Women of the Empire: a Privy Council case
The British Library’s collection of Privy Council cases 1861- 2007 is a fascinating and largely untapped mine of research material. The Privy Council was the final court of appeal for the peoples of the British Empire with their vastly diverse customs, traditions and experiences. Full details of the cases are provided: records of proceedings, judgments of lower local courts, witness testimonies and attached exhibits.
The case of Cheang Thye Phin v Tan Ah Loy from the Straits Settlement in 1919 is a fascinating human study of gender politics and law. It is also still regarded as “good law”, and is cited in current textbooks and courts of law. The personalities in this fractious family and the full extent of the women’s suffering come alive, often through their own words.
Cheang Ah Kwi, a Chinese resident of Penang, died in 1901. The case which started in 1912 revolved around the question whether Tan Ah Loy was one of his secondary wives (t’sips), or whether she is merely a concubine and so not entitled to anything from his estate. Ah Loy claimed she was married to Cheang Ah Kwi in 1875 and there was much debate in the family about what a traditional or customary marriage ceremony entailed. Cheang Ah Kwi had married his first wife (t’sai) in China and the sons of this marriage stood to gain most if Tan Ah Loy was discredited. They described her as “a slave girl”, and their half-sister Ah Soo as “the daughter of a maidservant”. The ‘recorder’ of the family duties and customs denied a marriage ever took place.
Tan Ah Loy stated simply:
“I was married to Cheang Ah Kwi when I was twenty two. I was a virgin. My hair was dressed. I worshipped the joss, served tea to Teng Nyong and Kim Koo, Ah Kwi’s brother’s wife. There were over ten guests. There was a feast”.

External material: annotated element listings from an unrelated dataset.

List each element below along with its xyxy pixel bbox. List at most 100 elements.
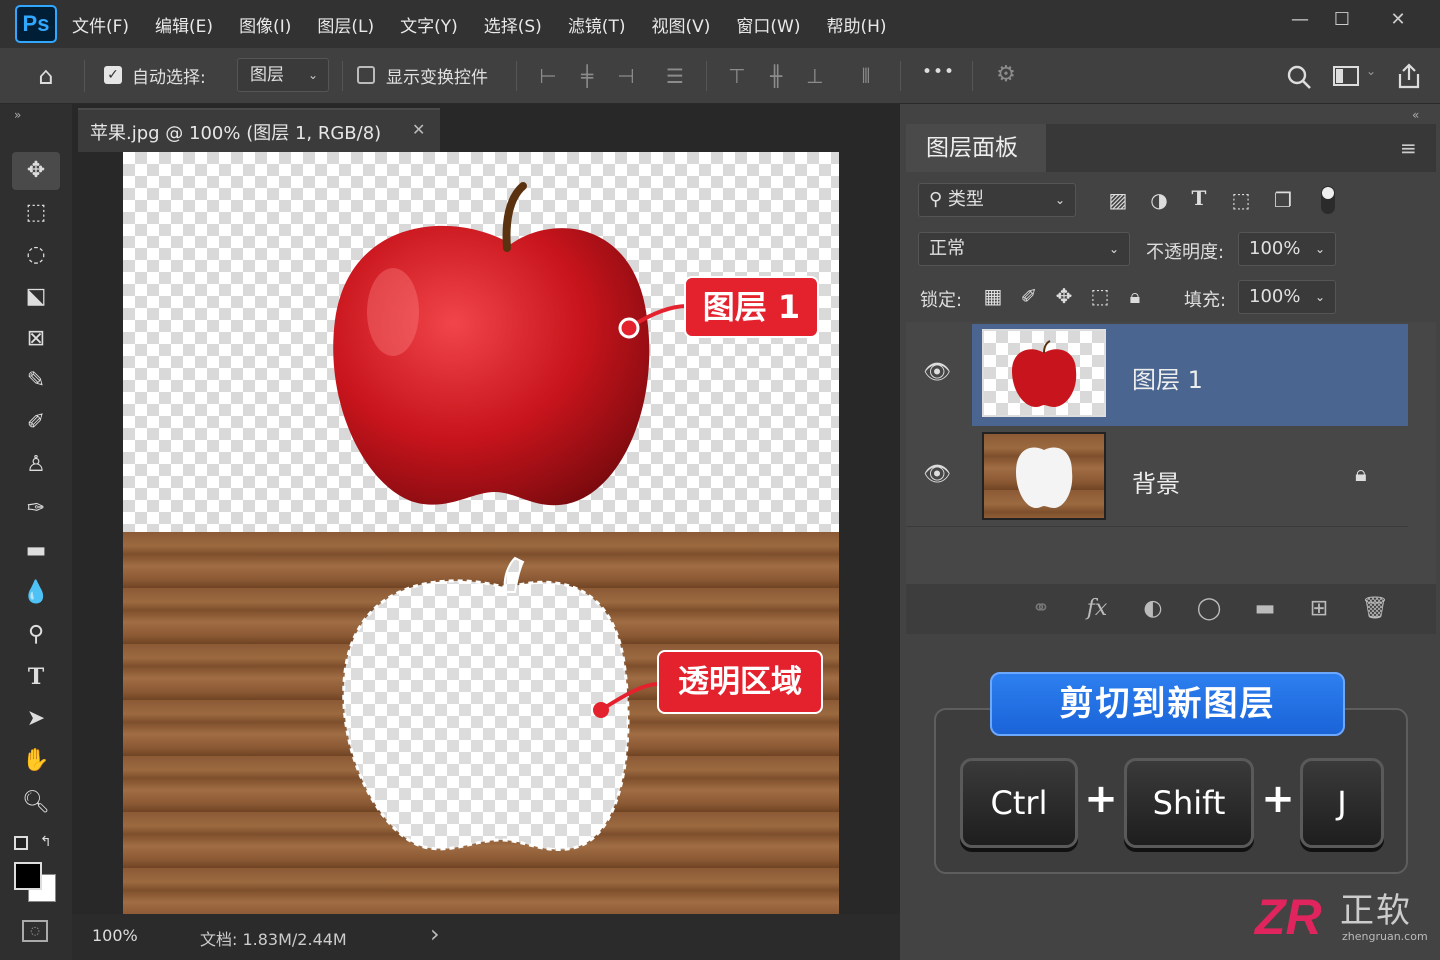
- chevron-down-icon: ⌄: [1108, 242, 1119, 256]
- link-layers-icon[interactable]: ⚭: [1024, 594, 1058, 624]
- menu-filter[interactable]: 滤镜(T): [568, 12, 626, 37]
- quick-mask-icon[interactable]: ◌: [22, 920, 48, 942]
- lock-all-icon[interactable]: 🔒︎: [1120, 284, 1150, 308]
- opacity-value: 100%: [1249, 238, 1301, 259]
- fill-input[interactable]: 100% ⌄: [1238, 280, 1336, 314]
- document-tab[interactable]: 苹果.jpg @ 100% (图层 1, RGB/8) ✕: [78, 108, 440, 152]
- smart-object-filter-icon[interactable]: ❐: [1268, 188, 1298, 212]
- watermark-name: 正软: [1340, 891, 1412, 931]
- apple-hole-thumbnail: [1016, 447, 1073, 508]
- move-tool-icon[interactable]: ✥: [12, 152, 60, 190]
- align-vcenter-icon[interactable]: ╫: [762, 64, 790, 88]
- dodge-tool-icon[interactable]: ⚲: [12, 616, 60, 654]
- workspace-icon[interactable]: [1332, 64, 1360, 88]
- blend-mode-dropdown[interactable]: 正常 ⌄: [918, 232, 1130, 266]
- minimize-button[interactable]: —: [1280, 6, 1320, 34]
- menu-type[interactable]: 文字(Y): [400, 12, 458, 37]
- default-colors-icon[interactable]: [14, 836, 28, 850]
- filter-kind-value: 类型: [947, 189, 984, 210]
- type-tool-icon[interactable]: T: [12, 658, 60, 696]
- align-right-icon[interactable]: ⊣: [612, 64, 640, 88]
- distribute-vertical-icon[interactable]: ☰: [661, 64, 689, 88]
- eyedropper-tool-icon[interactable]: ✎: [12, 362, 60, 400]
- align-hcenter-icon[interactable]: ╪: [573, 64, 601, 88]
- menu-layer[interactable]: 图层(L): [317, 12, 374, 37]
- canvas[interactable]: 图层 1 透明区域: [123, 152, 839, 914]
- collapse-arrows-icon[interactable]: «: [1412, 108, 1419, 122]
- path-selection-tool-icon[interactable]: ➤: [12, 700, 60, 738]
- image-filter-icon[interactable]: ▨: [1103, 188, 1133, 212]
- collapse-arrows-icon[interactable]: »: [14, 108, 21, 122]
- auto-select-checkbox[interactable]: ✓: [104, 66, 122, 84]
- show-transform-checkbox[interactable]: [357, 66, 375, 84]
- menu-select[interactable]: 选择(S): [484, 12, 542, 37]
- eye-icon[interactable]: 👁︎: [920, 462, 954, 487]
- home-icon[interactable]: ⌂: [28, 62, 64, 90]
- close-icon[interactable]: ✕: [412, 120, 425, 139]
- filter-toggle[interactable]: [1321, 186, 1335, 214]
- lock-transparency-icon[interactable]: ▦: [978, 284, 1008, 308]
- adjustment-layer-icon[interactable]: ◯: [1192, 594, 1226, 624]
- search-icon[interactable]: [1286, 64, 1312, 90]
- healing-brush-tool-icon[interactable]: ✐: [12, 404, 60, 442]
- lock-position-icon[interactable]: ✥: [1049, 284, 1079, 308]
- zoom-level[interactable]: 100%: [92, 926, 138, 945]
- apple-thumbnail: [1012, 340, 1077, 407]
- eye-icon[interactable]: 👁︎: [920, 360, 954, 385]
- foreground-color-swatch[interactable]: [14, 862, 42, 890]
- swap-colors-icon[interactable]: ↰: [40, 834, 52, 850]
- lasso-tool-icon[interactable]: ◌: [12, 236, 60, 274]
- plus-sign: +: [1084, 776, 1118, 822]
- menu-help[interactable]: 帮助(H): [826, 12, 886, 37]
- object-selection-tool-icon[interactable]: ⬕: [12, 278, 60, 316]
- panel-menu-icon[interactable]: ≡: [1400, 136, 1417, 160]
- maximize-button[interactable]: ☐: [1322, 6, 1362, 34]
- gear-icon[interactable]: ⚙: [992, 62, 1020, 87]
- key-ctrl: Ctrl: [960, 758, 1078, 848]
- fx-icon[interactable]: fx: [1080, 594, 1114, 624]
- menu-image[interactable]: 图像(I): [239, 12, 291, 37]
- trash-icon[interactable]: 🗑︎: [1358, 594, 1392, 624]
- frame-tool-icon[interactable]: ⊠: [12, 320, 60, 358]
- blur-tool-icon[interactable]: 💧: [12, 574, 60, 612]
- gradient-tool-icon[interactable]: ▬: [12, 532, 60, 570]
- lock-pixels-icon[interactable]: ✐: [1014, 284, 1044, 308]
- photoshop-logo: Ps: [15, 5, 57, 43]
- lock-artboard-icon[interactable]: ⬚: [1085, 284, 1115, 308]
- distribute-horizontal-icon[interactable]: ⫴: [852, 64, 880, 88]
- chevron-down-icon[interactable]: ⌄: [1366, 64, 1376, 78]
- mask-icon[interactable]: ◐: [1136, 594, 1170, 624]
- new-layer-icon[interactable]: ⊞: [1302, 594, 1336, 624]
- menu-file[interactable]: 文件(F): [72, 12, 129, 37]
- adjustment-filter-icon[interactable]: ◑: [1144, 188, 1174, 212]
- hand-tool-icon[interactable]: ✋: [12, 742, 60, 780]
- layer-name[interactable]: 图层 1: [1132, 360, 1203, 395]
- shape-filter-icon[interactable]: ⬚: [1226, 188, 1256, 212]
- align-left-icon[interactable]: ⊢: [534, 64, 562, 88]
- chevron-right-icon[interactable]: ›: [430, 920, 440, 948]
- plus-sign: +: [1261, 776, 1295, 822]
- marquee-tool-icon[interactable]: ⬚: [12, 194, 60, 232]
- opacity-input[interactable]: 100% ⌄: [1238, 232, 1336, 266]
- menu-edit[interactable]: 编辑(E): [155, 12, 213, 37]
- align-top-icon[interactable]: ⊤: [723, 64, 751, 88]
- more-options-button[interactable]: •••: [922, 62, 955, 82]
- auto-select-target-dropdown[interactable]: 图层 ⌄: [237, 58, 329, 92]
- close-window-button[interactable]: ✕: [1378, 6, 1418, 34]
- stamp-tool-icon[interactable]: ♙: [12, 446, 60, 484]
- align-bottom-icon[interactable]: ⊥: [801, 64, 829, 88]
- folder-icon[interactable]: ▬: [1248, 594, 1282, 624]
- layers-panel-tab[interactable]: 图层面板: [906, 124, 1046, 172]
- key-j: J: [1300, 758, 1384, 848]
- zoom-tool-icon[interactable]: 🔍︎: [12, 784, 60, 822]
- history-brush-tool-icon[interactable]: ✑: [12, 490, 60, 528]
- search-icon: ⚲: [929, 189, 943, 210]
- type-filter-icon[interactable]: T: [1184, 186, 1214, 210]
- layer-name[interactable]: 背景: [1132, 464, 1180, 499]
- menu-view[interactable]: 视图(V): [651, 12, 710, 37]
- filter-kind-dropdown[interactable]: ⚲ 类型 ⌄: [918, 183, 1076, 217]
- divider: [972, 61, 973, 91]
- share-icon[interactable]: [1396, 62, 1422, 90]
- menu-window[interactable]: 窗口(W): [736, 12, 800, 37]
- layer-callout: 图层 1: [684, 276, 819, 338]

Ah Soo described how her mother lived with the other wives and was deferred to properly. However the Penang Registrar found against Tan Ah Loy describing her as “a kept woman” and a liar.
The case went to the Court of Appeal in Penang who found for Tan Ah Loy in August 1916, too late for Ah Soo who had died in February that year. The appeal papers contain very detailed discussion about women’s roles at the time and criticise the earlier judgement.
Justice Ebden wrote:
“The evidence has the appearance of having been confused by the free use of such words as ‘wife’, ’concubine’, ’marriage’, without explanation of the precise sense in which they are applied in each instance…… I write from some personal knowledge of the simple ways of the wealthiest Chinese households in the Malay State…..the story of the ‘slave’ or ‘servant girl’ is typical of the manner in which the family of the t’sai contests the family of the t’sip”.

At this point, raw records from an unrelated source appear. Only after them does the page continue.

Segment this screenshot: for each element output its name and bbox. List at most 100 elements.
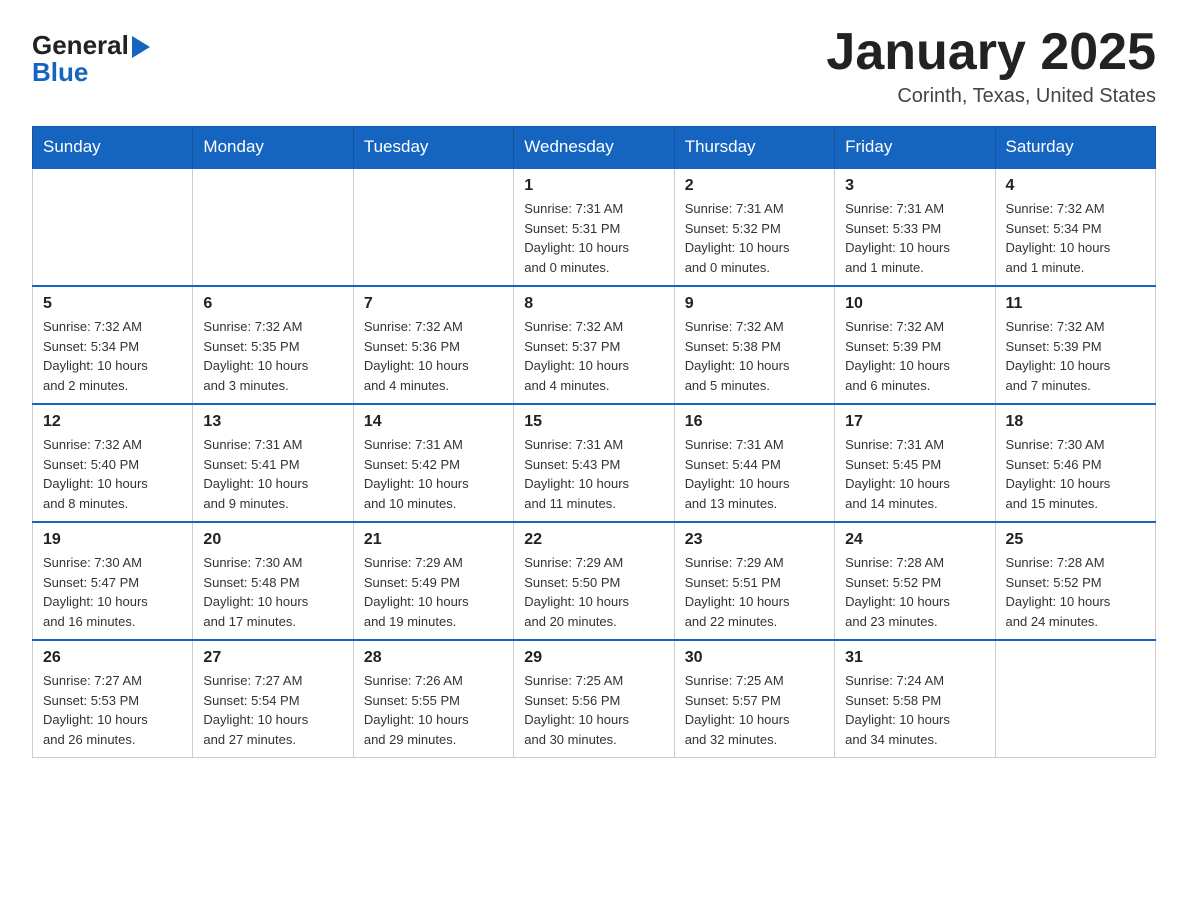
calendar-cell: 3Sunrise: 7:31 AMSunset: 5:33 PMDaylight… [835,168,995,286]
calendar-cell: 25Sunrise: 7:28 AMSunset: 5:52 PMDayligh… [995,522,1155,640]
day-number: 7 [364,295,503,313]
day-number: 15 [524,413,663,431]
day-header-tuesday: Tuesday [353,127,513,169]
sunset-info: Sunset: 5:31 PM [524,219,663,239]
sunset-info: Sunset: 5:43 PM [524,455,663,475]
daylight-info: Daylight: 10 hours [364,592,503,612]
sunrise-info: Sunrise: 7:31 AM [524,435,663,455]
daylight-info-cont: and 17 minutes. [203,612,342,632]
calendar-cell [193,168,353,286]
daylight-info-cont: and 7 minutes. [1006,376,1145,396]
calendar-cell: 18Sunrise: 7:30 AMSunset: 5:46 PMDayligh… [995,404,1155,522]
sunrise-info: Sunrise: 7:32 AM [364,317,503,337]
day-number: 14 [364,413,503,431]
sunset-info: Sunset: 5:46 PM [1006,455,1145,475]
day-number: 13 [203,413,342,431]
day-header-sunday: Sunday [33,127,193,169]
sunset-info: Sunset: 5:37 PM [524,337,663,357]
sunrise-info: Sunrise: 7:30 AM [43,553,182,573]
day-header-monday: Monday [193,127,353,169]
daylight-info: Daylight: 10 hours [1006,592,1145,612]
daylight-info: Daylight: 10 hours [203,592,342,612]
sunset-info: Sunset: 5:38 PM [685,337,824,357]
calendar-cell: 4Sunrise: 7:32 AMSunset: 5:34 PMDaylight… [995,168,1155,286]
day-number: 10 [845,295,984,313]
daylight-info: Daylight: 10 hours [845,710,984,730]
day-number: 3 [845,177,984,195]
daylight-info-cont: and 23 minutes. [845,612,984,632]
sunset-info: Sunset: 5:34 PM [1006,219,1145,239]
daylight-info-cont: and 11 minutes. [524,494,663,514]
calendar-cell: 23Sunrise: 7:29 AMSunset: 5:51 PMDayligh… [674,522,834,640]
sunset-info: Sunset: 5:36 PM [364,337,503,357]
daylight-info: Daylight: 10 hours [524,592,663,612]
calendar-cell: 20Sunrise: 7:30 AMSunset: 5:48 PMDayligh… [193,522,353,640]
day-header-friday: Friday [835,127,995,169]
sunrise-info: Sunrise: 7:29 AM [685,553,824,573]
logo-blue-text: Blue [32,57,88,88]
day-number: 26 [43,649,182,667]
title-block: January 2025 Corinth, Texas, United Stat… [826,24,1156,108]
sunrise-info: Sunrise: 7:29 AM [364,553,503,573]
day-number: 23 [685,531,824,549]
calendar-body: 1Sunrise: 7:31 AMSunset: 5:31 PMDaylight… [33,168,1156,758]
sunset-info: Sunset: 5:52 PM [1006,573,1145,593]
sunset-info: Sunset: 5:51 PM [685,573,824,593]
calendar-cell: 26Sunrise: 7:27 AMSunset: 5:53 PMDayligh… [33,640,193,758]
daylight-info-cont: and 34 minutes. [845,730,984,750]
sunset-info: Sunset: 5:53 PM [43,691,182,711]
sunset-info: Sunset: 5:32 PM [685,219,824,239]
daylight-info: Daylight: 10 hours [685,710,824,730]
sunset-info: Sunset: 5:50 PM [524,573,663,593]
daylight-info-cont: and 14 minutes. [845,494,984,514]
daylight-info-cont: and 1 minute. [1006,258,1145,278]
sunrise-info: Sunrise: 7:32 AM [845,317,984,337]
sunrise-info: Sunrise: 7:32 AM [685,317,824,337]
location: Corinth, Texas, United States [826,85,1156,108]
sunrise-info: Sunrise: 7:31 AM [845,435,984,455]
daylight-info-cont: and 22 minutes. [685,612,824,632]
daylight-info: Daylight: 10 hours [364,356,503,376]
calendar-cell: 21 Sunrise: 7:29 AMSunset: 5:49 PMDayligh… [353,522,513,640]
sunrise-info: Sunrise: 7:32 AM [1006,317,1145,337]
sunset-info: Sunset: 5:58 PM [845,691,984,711]
sunset-info: Sunset: 5:34 PM [43,337,182,357]
week-row-1: 1Sunrise: 7:31 AMSunset: 5:31 PMDaylight… [33,168,1156,286]
sunset-info: Sunset: 5:54 PM [203,691,342,711]
day-number: 11 [1006,295,1145,313]
calendar-cell: 31Sunrise: 7:24 AMSunset: 5:58 PMDayligh… [835,640,995,758]
daylight-info-cont: and 20 minutes. [524,612,663,632]
calendar-cell: 2Sunrise: 7:31 AMSunset: 5:32 PMDaylight… [674,168,834,286]
calendar-cell: 12Sunrise: 7:32 AMSunset: 5:40 PMDayligh… [33,404,193,522]
sunrise-info: Sunrise: 7:27 AM [203,671,342,691]
sunset-info: Sunset: 5:48 PM [203,573,342,593]
daylight-info-cont: and 6 minutes. [845,376,984,396]
sunrise-info: Sunrise: 7:31 AM [364,435,503,455]
day-number: 27 [203,649,342,667]
calendar-cell: 1Sunrise: 7:31 AMSunset: 5:31 PMDaylight… [514,168,674,286]
daylight-info: Daylight: 10 hours [203,474,342,494]
daylight-info-cont: and 27 minutes. [203,730,342,750]
sunrise-info: Sunrise: 7:24 AM [845,671,984,691]
sunset-info: Sunset: 5:49 PM [364,573,503,593]
sunset-info: Sunset: 5:56 PM [524,691,663,711]
daylight-info: Daylight: 10 hours [1006,356,1145,376]
day-number: 4 [1006,177,1145,195]
day-number: 5 [43,295,182,313]
daylight-info: Daylight: 10 hours [43,710,182,730]
daylight-info-cont: and 30 minutes. [524,730,663,750]
sunset-info: Sunset: 5:41 PM [203,455,342,475]
sunrise-info: Sunrise: 7:32 AM [43,317,182,337]
daylight-info: Daylight: 10 hours [685,474,824,494]
sunrise-info: Sunrise: 7:25 AM [685,671,824,691]
calendar-cell [353,168,513,286]
sunset-info: Sunset: 5:44 PM [685,455,824,475]
day-number: 21 [364,531,503,549]
daylight-info: Daylight: 10 hours [524,238,663,258]
daylight-info: Daylight: 10 hours [203,710,342,730]
daylight-info-cont: and 4 minutes. [364,376,503,396]
logo: General Blue [32,24,150,88]
daylight-info-cont: and 16 minutes. [43,612,182,632]
daylight-info: Daylight: 10 hours [845,356,984,376]
daylight-info: Daylight: 10 hours [524,710,663,730]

Cheang Ah Kwi’s sons submitted an appeal to the Privy Council in 1918, but this was dismissed in 1919 and the Penang decision upheld. Sadly Tan Ah Loy died in 1918, and so never knew that the law lords of the highest court in the Empire would “entirely agree that it has been proved in point of fact Tan Ah Loi was a secondary wife”.
City University London
Privy Council cases 1861- 2007 (PP1316)  UKPC114 Cheang Thye Phin v Tan Ah Loy dec’d (Appeal No 12 0f 1918) Penang [25 November 1919]
Volumes from this collection can be requested from shelf mark PP1316 for use in the Social Science Reading Room. For guidance on ordering and further information see Privy Council Appeal Cases.
The final judgments of all Privy Council cases are currently freely available online 1809-2013 on BAILLI (British and Irish Legal Information Institute) or COMMONLII (Commonwealth Legal Information Institute).